# Two dimensional stresses / bi-axial stresses

Notations and units:

$\sigma$ = Normal stress, $\tau$ = Shear stress, $\theta$ = Angle

Units of the notations are in SI units.

Normal stress at an angle from the reference plane

$\sigma_{\theta}=\frac{\sigma_{x}+\sigma_{y}}{2}+\frac{\sigma_{x}-\sigma_{y}}{2}\cos2\theta+\tau_{xy}\sin2\theta$

Shear stress at an angle from the reference plane

$\tau_{\theta}=\frac{\sigma_{x}-\sigma_{y}}{2}\sin2\theta-\tau_{xy}\cos2\theta$

Resultant stress

$\sigma_{R}=\sqrt{\sigma_\theta^{2}+\tau_\theta^{2}}$

Angle between normal stress to one plane and resultant stress (angle of obliquity)
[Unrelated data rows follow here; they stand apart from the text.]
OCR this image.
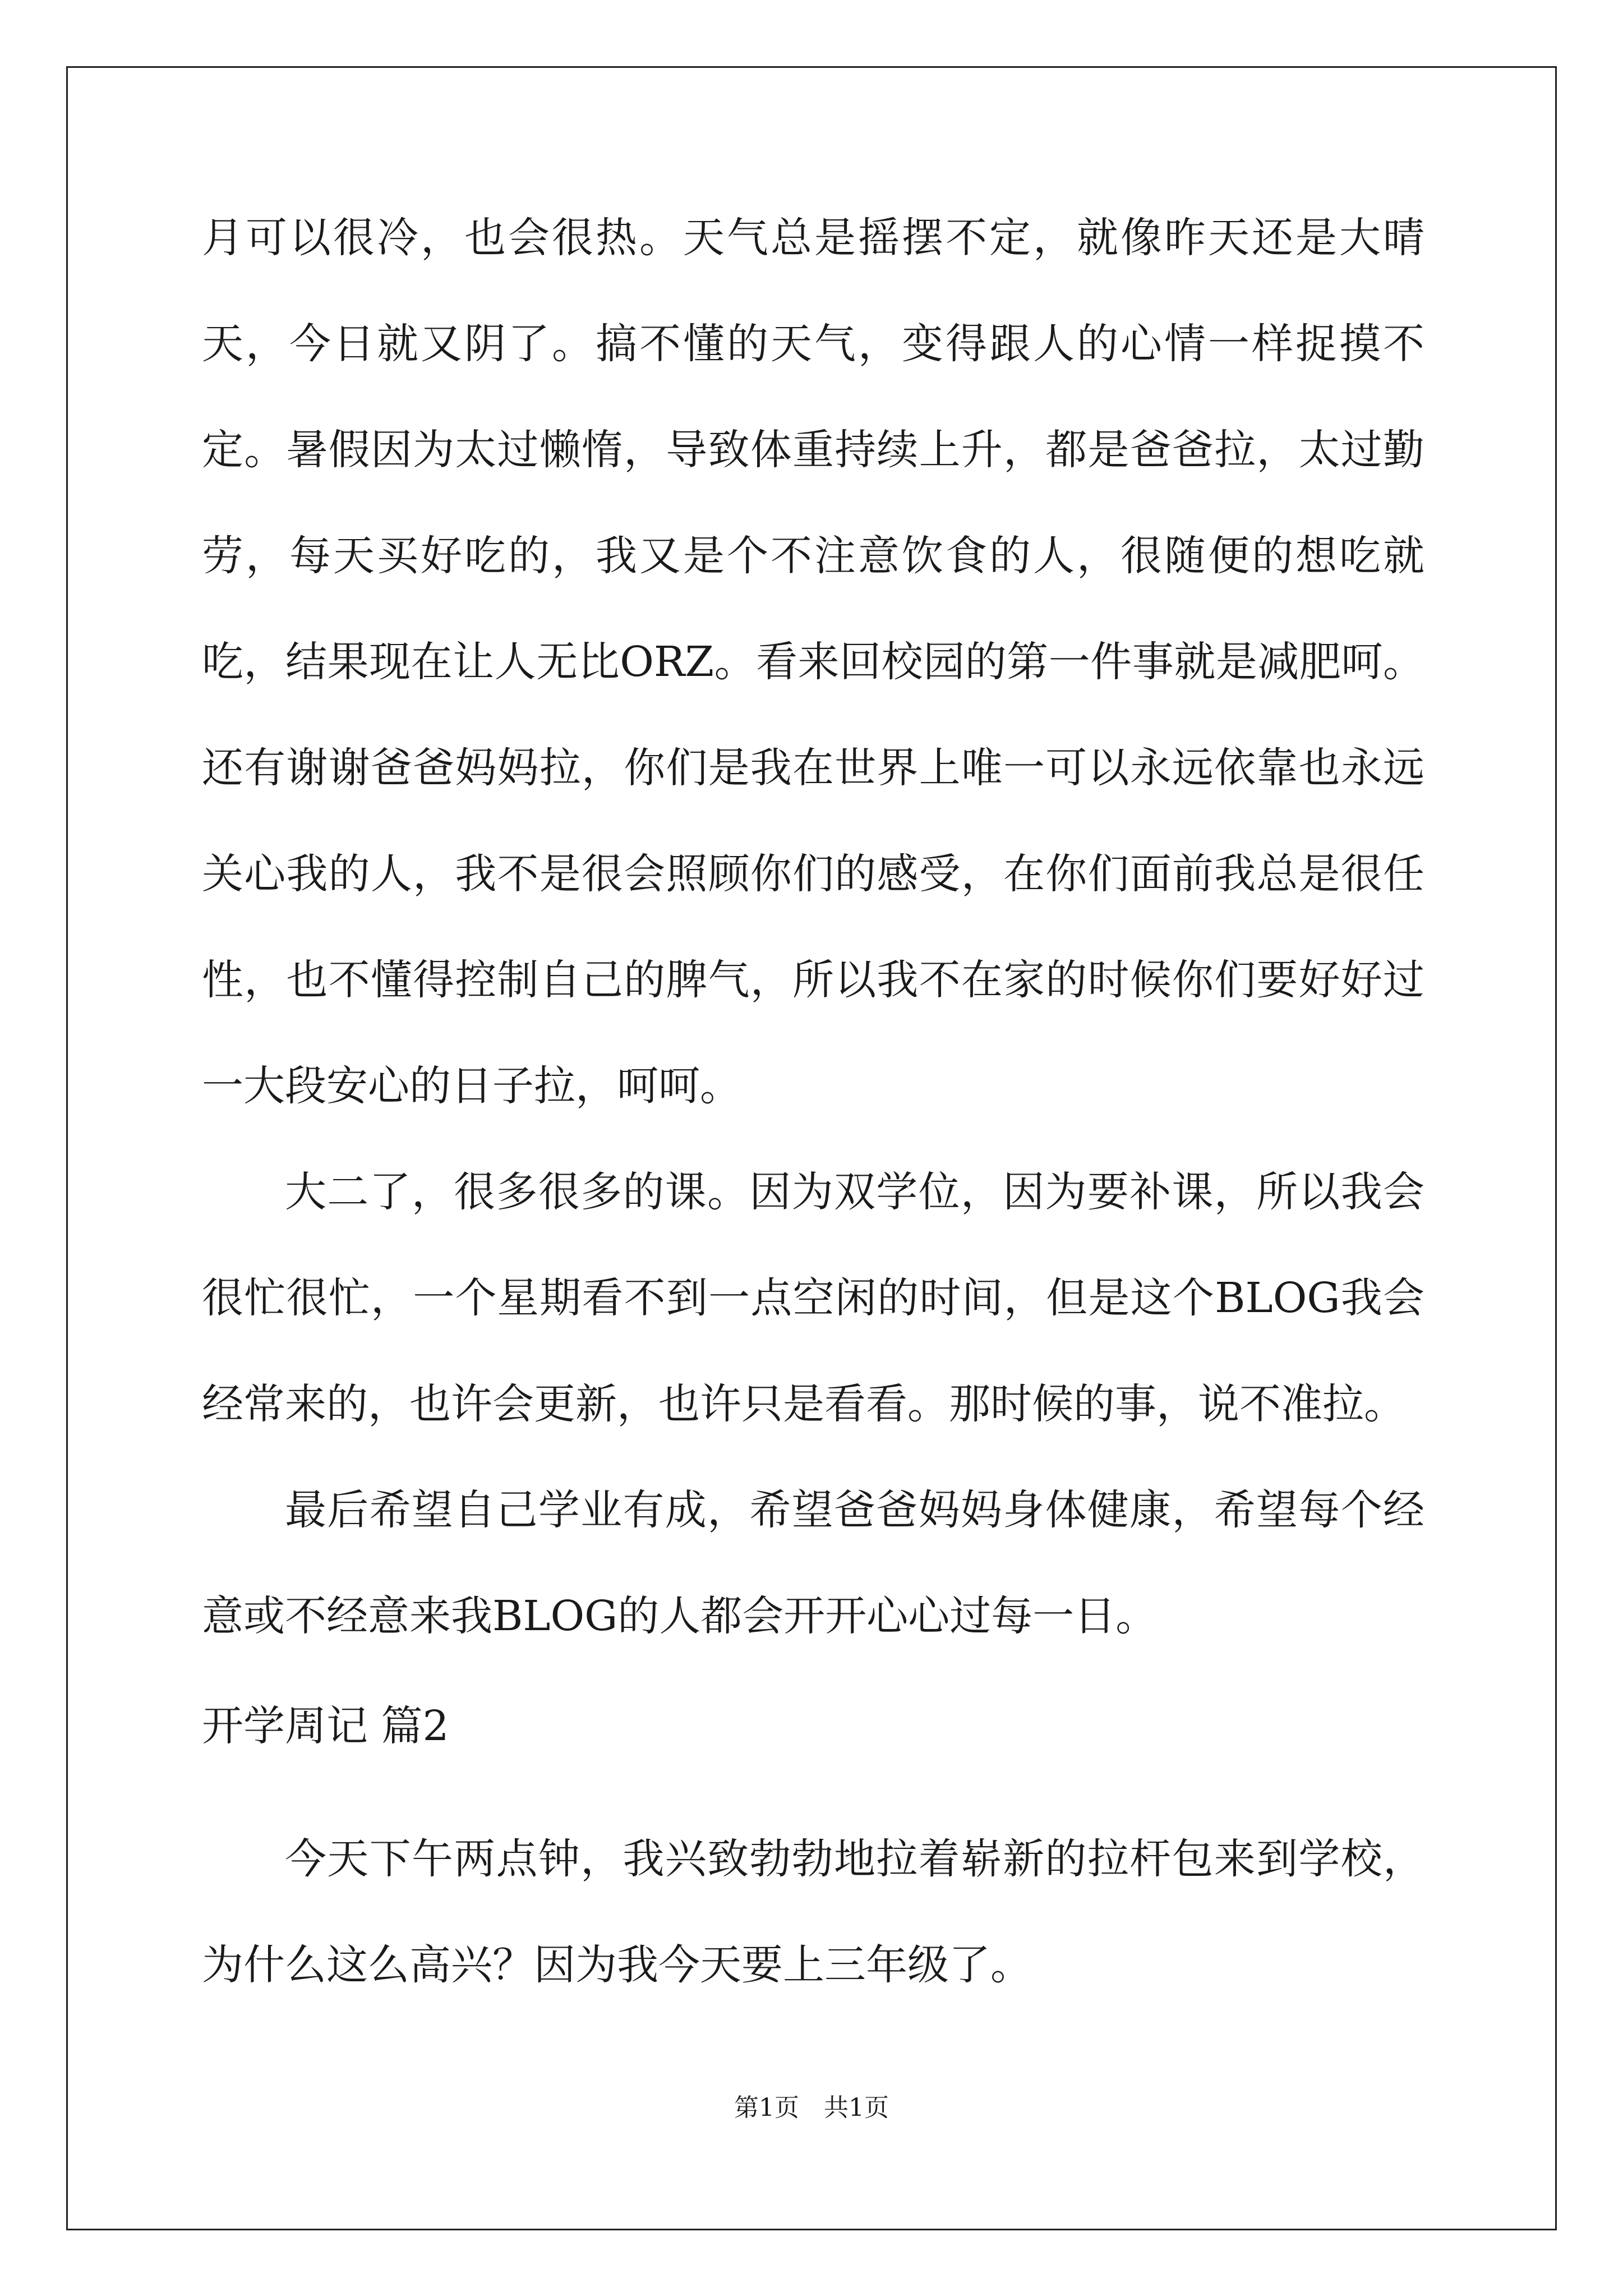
月可以很冷，也会很热。天气总是摇摆不定，就像昨天还是大晴天，今日就又阴了。搞不懂的天气，变得跟人的心情一样捉摸不定。暑假因为太过懒惰，导致体重持续上升，都是爸爸拉，太过勤劳，每天买好吃的，我又是个不注意饮食的人，很随便的想吃就吃，结果现在让人无比ORZ。看来回校园的第一件事就是减肥呵。还有谢谢爸爸妈妈拉，你们是我在世界上唯一可以永远依靠也永远关心我的人，我不是很会照顾你们的感受，在你们面前我总是很任性，也不懂得控制自己的脾气，所以我不在家的时候你们要好好过一大段安心的日子拉，呵呵。

大二了，很多很多的课。因为双学位，因为要补课，所以我会很忙很忙，一个星期看不到一点空闲的时间，但是这个BLOG我会经常来的，也许会更新，也许只是看看。那时候的事，说不准拉。

最后希望自己学业有成，希望爸爸妈妈身体健康，希望每个经意或不经意来我BLOG的人都会开开心心过每一日。

开学周记 篇2

今天下午两点钟，我兴致勃勃地拉着崭新的拉杆包来到学校，为什么这么高兴？因为我今天要上三年级了。

第1页　共1页
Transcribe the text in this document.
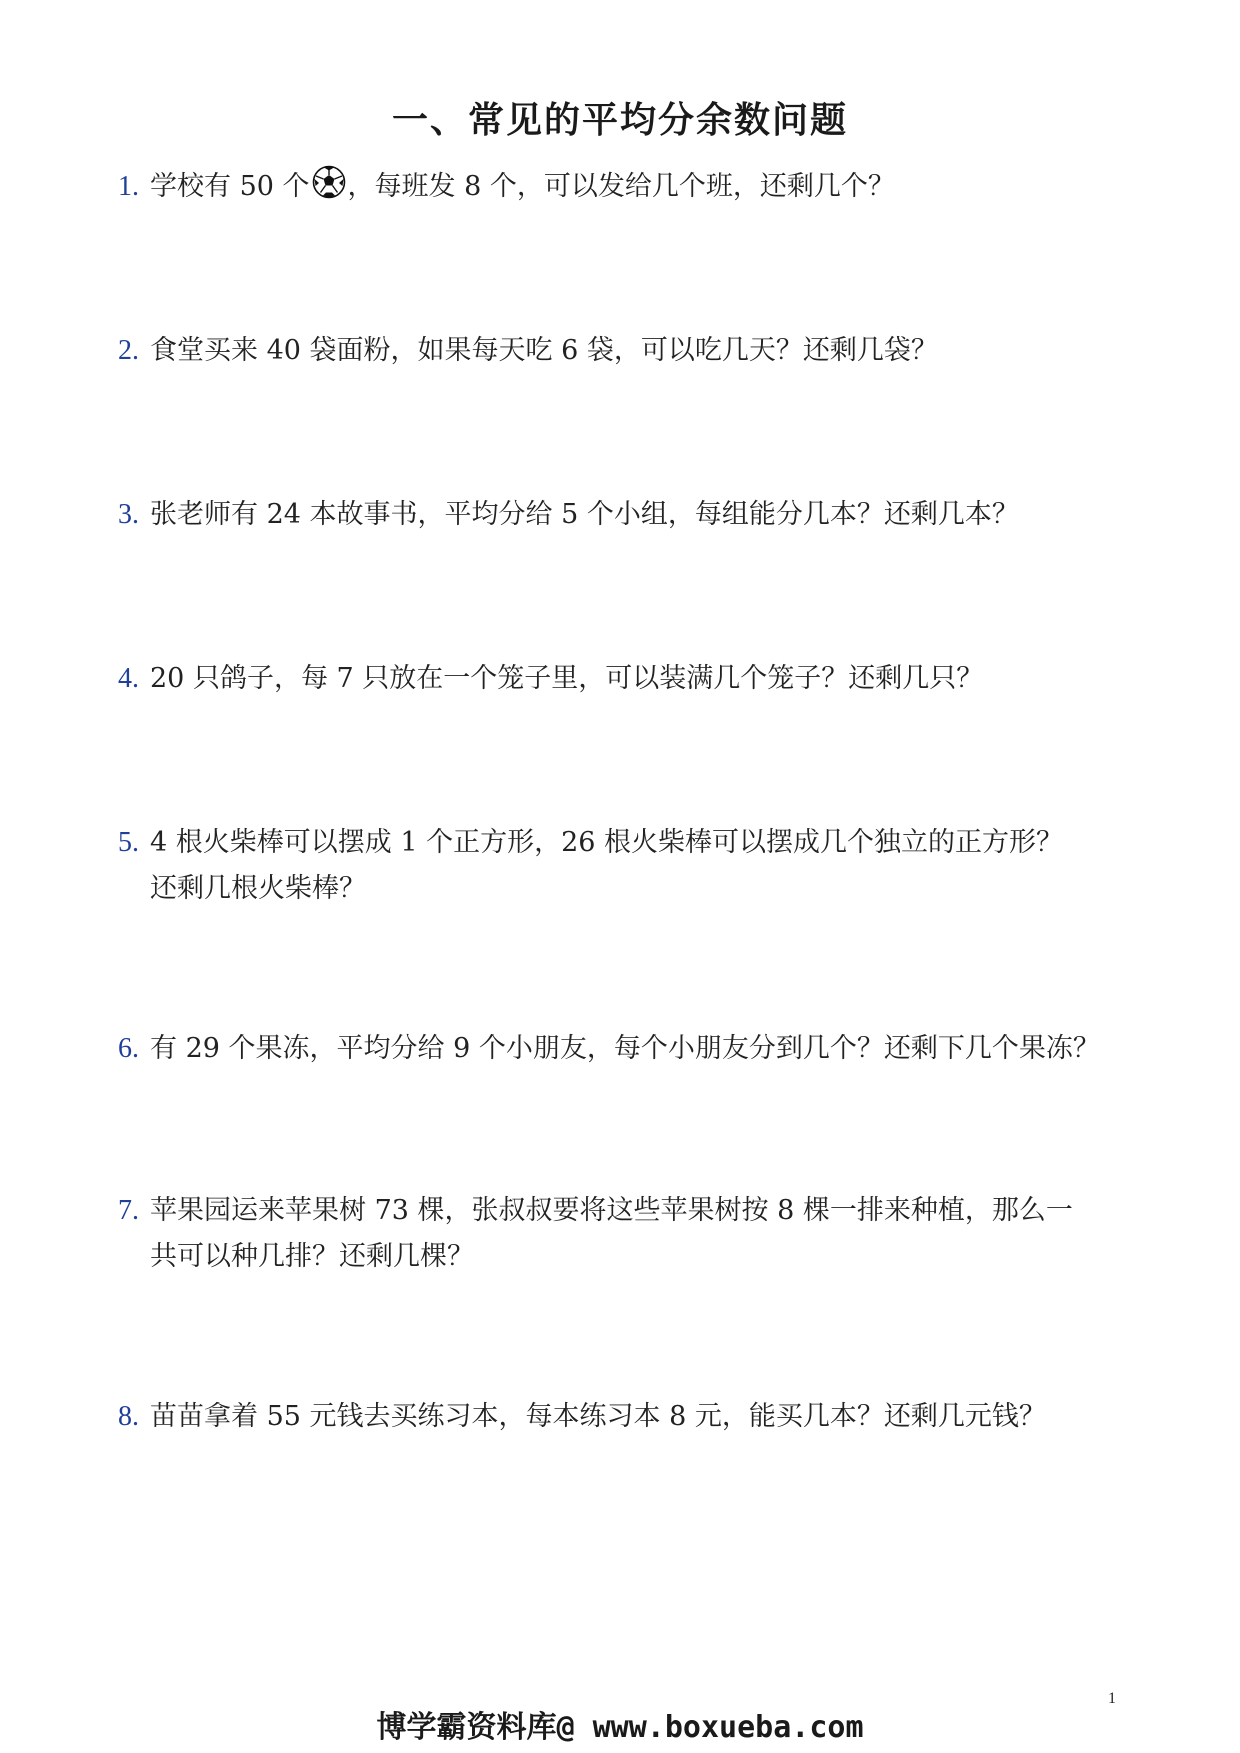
一、常见的平均分余数问题
1. 学校有 50 个 ，每班发 8 个，可以发给几个班，还剩几个？
2. 食堂买来 40 袋面粉，如果每天吃 6 袋，可以吃几天？还剩几袋？
3. 张老师有 24 本故事书，平均分给 5 个小组，每组能分几本？还剩几本？
4. 20 只鸽子，每 7 只放在一个笼子里，可以装满几个笼子？还剩几只？
5. 4 根火柴棒可以摆成 1 个正方形，26 根火柴棒可以摆成几个独立的正方形？
还剩几根火柴棒？
6. 有 29 个果冻，平均分给 9 个小朋友，每个小朋友分到几个？还剩下几个果冻？
7. 苹果园运来苹果树 73 棵，张叔叔要将这些苹果树按 8 棵一排来种植，那么一
共可以种几排？还剩几棵？
8. 苗苗拿着 55 元钱去买练习本，每本练习本 8 元，能买几本？还剩几元钱？
1
博学霸资料库@ www.boxueba.com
$\tan\phi=\frac{\tau_{\theta}}{\sigma_{\theta}}$

Maximum principal stress

$\sigma_{1}=\frac{\sigma_{x}+\sigma_{y}}{2}+\sqrt{\left ( \frac{\sigma_{x}-\sigma_{y}}{2} \right )^{2}+\tau _{xy}^{2}}$

Minimum principal stress

$\sigma_{2}=\frac{\sigma_{x}+\sigma_{y}}{2}-\sqrt{\left ( \frac{\sigma_{x}-\sigma_{y}}{2} \right )^{2}+\tau _{xy}^{2}}$

Angle of maximum principal stress from the reference plane

$\tan2\theta_{p}=\frac{2\tau_{xy}}{\sigma_{x}-\sigma_{y}}$

Angle of minimum principal stress from the reference plane

$\theta_{p} + 90^{\circ}$

Angles of plane where shear stress is maximum

$\theta_{s}, \theta_{s} + 90^{\circ}$

$\theta_{s} = \theta_{p} + 45^{\circ}$

$\tan2\theta_{s}=\frac{\sigma_{y}-\sigma_{x}}{2\tau_{xy}}$

Maximum shear stress

$\tau_{max}=\sqrt{\left ( \frac{\sigma_{x}-\sigma_{y}}{2} \right )^{2}+\tau _{xy}^{2}}$

$\tau_{max}=\frac{\sigma_{1}-\sigma_{2}}{2}$

Maximum normal stress on maximum shear plane

$\sigma'=\frac{\sigma_{1}+\sigma_{2}}{2}$